Sleep Medicine Basics
While there are many sleep disorders that come under the scope of sleep medicine, the vast majority of the energy of sleep labs and sleep physicians is directed to the diagnosis and management of sleep-related breathing disorders.
Sleep-related breathing disorders are diagnosed in the sleep lab (or sometimes by sleep monitors worn in the privacy of the home) by monitoring the breathing process throughout the night. To understand this monitoring process it is necessary to understand a few terms. Apnea is defined as a period of time when breathing stops and the blood oxygen levels drop at least 4%. A hypopnea is a period of time when breathing is severely restricted but not stopped and the blood oxygen levels drop at least 4%. A respiratory effort related arousal (RERA) is a period of time where breathing is difficult enough that the accumulated effort of trying to breathe disrupts or fragments sleep. Since apneas and hypopneas involve lowering oxygen levels, these events are regarded as more serious than RERAs.
Taken together the above terms, apnea, hypopnea and respiratory effort related arousals are referred to as respiratory events. An apnea/hypopnea index or AHI reflects how many times an hour averaged over a night’s sleep someone has an apnea or hypopnea. A respiratory distress index or RDI is how many times an hour someone has one of the above respiratory events, an apnea, a hypopnea or a respiratory effort related arousal.
With this terminology behind us it is easy to understand what degree of sleep-related breathing disorder someone has: mild, moderate or severe.
Someone is considered to have mild sleep apnea if they average between 5 and 14 respiratory events and hour. Moderate sleep apnea is between 15 and 29 and severe sleep apnea is above 30 events an hour. What is not often recognized is that the bottom number of 5 respiratory events an hour necessary to get a diagnosis is an arbitrary number. There are a large number of people with numbers lower than this who suffer greatly from sleep-related breathing disorders who get tested and get no help because they “don’t fit the profile”. As a rule, oral appliance therapy works wonderfully for these people.

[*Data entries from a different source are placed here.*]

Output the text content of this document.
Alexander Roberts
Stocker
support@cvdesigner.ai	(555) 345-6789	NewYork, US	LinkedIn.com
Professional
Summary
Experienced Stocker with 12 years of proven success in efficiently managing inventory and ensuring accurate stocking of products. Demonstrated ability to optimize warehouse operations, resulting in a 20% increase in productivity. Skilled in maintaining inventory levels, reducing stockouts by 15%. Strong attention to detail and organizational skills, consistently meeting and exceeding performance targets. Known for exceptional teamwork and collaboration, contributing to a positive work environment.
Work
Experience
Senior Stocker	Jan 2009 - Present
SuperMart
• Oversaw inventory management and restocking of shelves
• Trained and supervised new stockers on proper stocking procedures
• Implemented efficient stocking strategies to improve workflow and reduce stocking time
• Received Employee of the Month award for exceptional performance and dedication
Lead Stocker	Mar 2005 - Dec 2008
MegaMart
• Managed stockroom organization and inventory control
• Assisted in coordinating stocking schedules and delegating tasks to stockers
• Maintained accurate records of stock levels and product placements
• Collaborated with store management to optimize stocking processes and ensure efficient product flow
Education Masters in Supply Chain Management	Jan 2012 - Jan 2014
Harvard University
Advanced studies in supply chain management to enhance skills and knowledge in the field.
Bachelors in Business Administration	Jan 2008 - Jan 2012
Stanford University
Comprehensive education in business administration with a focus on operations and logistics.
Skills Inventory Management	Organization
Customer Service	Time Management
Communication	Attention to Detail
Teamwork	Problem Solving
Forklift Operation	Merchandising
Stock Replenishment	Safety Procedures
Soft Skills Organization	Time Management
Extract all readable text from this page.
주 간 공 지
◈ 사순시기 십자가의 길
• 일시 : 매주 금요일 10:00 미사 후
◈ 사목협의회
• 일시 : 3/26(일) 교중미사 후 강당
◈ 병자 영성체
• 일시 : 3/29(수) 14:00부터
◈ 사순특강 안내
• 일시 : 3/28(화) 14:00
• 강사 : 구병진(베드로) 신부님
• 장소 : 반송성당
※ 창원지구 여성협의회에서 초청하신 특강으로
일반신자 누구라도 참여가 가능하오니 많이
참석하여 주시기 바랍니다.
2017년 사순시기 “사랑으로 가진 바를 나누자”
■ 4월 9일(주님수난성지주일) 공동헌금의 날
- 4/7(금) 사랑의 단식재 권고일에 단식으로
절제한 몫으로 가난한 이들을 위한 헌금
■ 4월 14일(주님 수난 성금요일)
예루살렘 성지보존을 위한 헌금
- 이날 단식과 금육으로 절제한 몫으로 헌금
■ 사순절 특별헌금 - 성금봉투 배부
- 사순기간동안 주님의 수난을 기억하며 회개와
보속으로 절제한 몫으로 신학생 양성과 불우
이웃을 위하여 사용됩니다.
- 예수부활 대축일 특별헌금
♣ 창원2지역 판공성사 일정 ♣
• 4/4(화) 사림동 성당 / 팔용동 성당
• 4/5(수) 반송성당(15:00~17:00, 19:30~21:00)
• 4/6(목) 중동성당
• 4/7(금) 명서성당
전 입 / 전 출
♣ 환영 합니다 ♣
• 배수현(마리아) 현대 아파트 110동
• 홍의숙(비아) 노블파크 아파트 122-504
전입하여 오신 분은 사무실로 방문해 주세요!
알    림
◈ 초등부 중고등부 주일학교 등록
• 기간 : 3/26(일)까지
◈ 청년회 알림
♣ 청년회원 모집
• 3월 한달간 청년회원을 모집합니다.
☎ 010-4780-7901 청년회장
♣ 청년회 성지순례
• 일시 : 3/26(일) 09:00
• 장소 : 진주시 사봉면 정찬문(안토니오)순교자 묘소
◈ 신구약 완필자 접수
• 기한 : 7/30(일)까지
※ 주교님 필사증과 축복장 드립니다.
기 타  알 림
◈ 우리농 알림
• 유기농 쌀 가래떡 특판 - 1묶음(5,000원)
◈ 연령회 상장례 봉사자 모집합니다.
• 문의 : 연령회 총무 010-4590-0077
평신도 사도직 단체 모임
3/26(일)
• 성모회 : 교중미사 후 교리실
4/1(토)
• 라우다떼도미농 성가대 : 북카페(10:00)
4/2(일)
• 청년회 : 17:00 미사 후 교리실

The American Academy of Sleep Medicine’s practice parameters state that oral appliance therapy can be used with those patients with mild and moderate sleep apnea as a first line therapy. This means that, if the patient choses, oral appliance therapy can be used instead of CPAP. The parameters also state that those patients with severe sleep apnea should use CPAP if at all possible.
TAKE HOME POINT:
- Many times people have a sleep test and are determined not to need treatment because their respiratory distress index wasn’t high enough to qualify for a diagnosis. Remember that the bottom RDI of 5 is arbitrary! A great number of people who snore loudly get a sleep test and are told they do not have obstructive sleep apnea and do not require treatment. Yet when these people are treated with oral appliance therapy to eliminate snoring, they experience a much deeper and more restful sleep along with reduced daytime sleepiness and fatigue.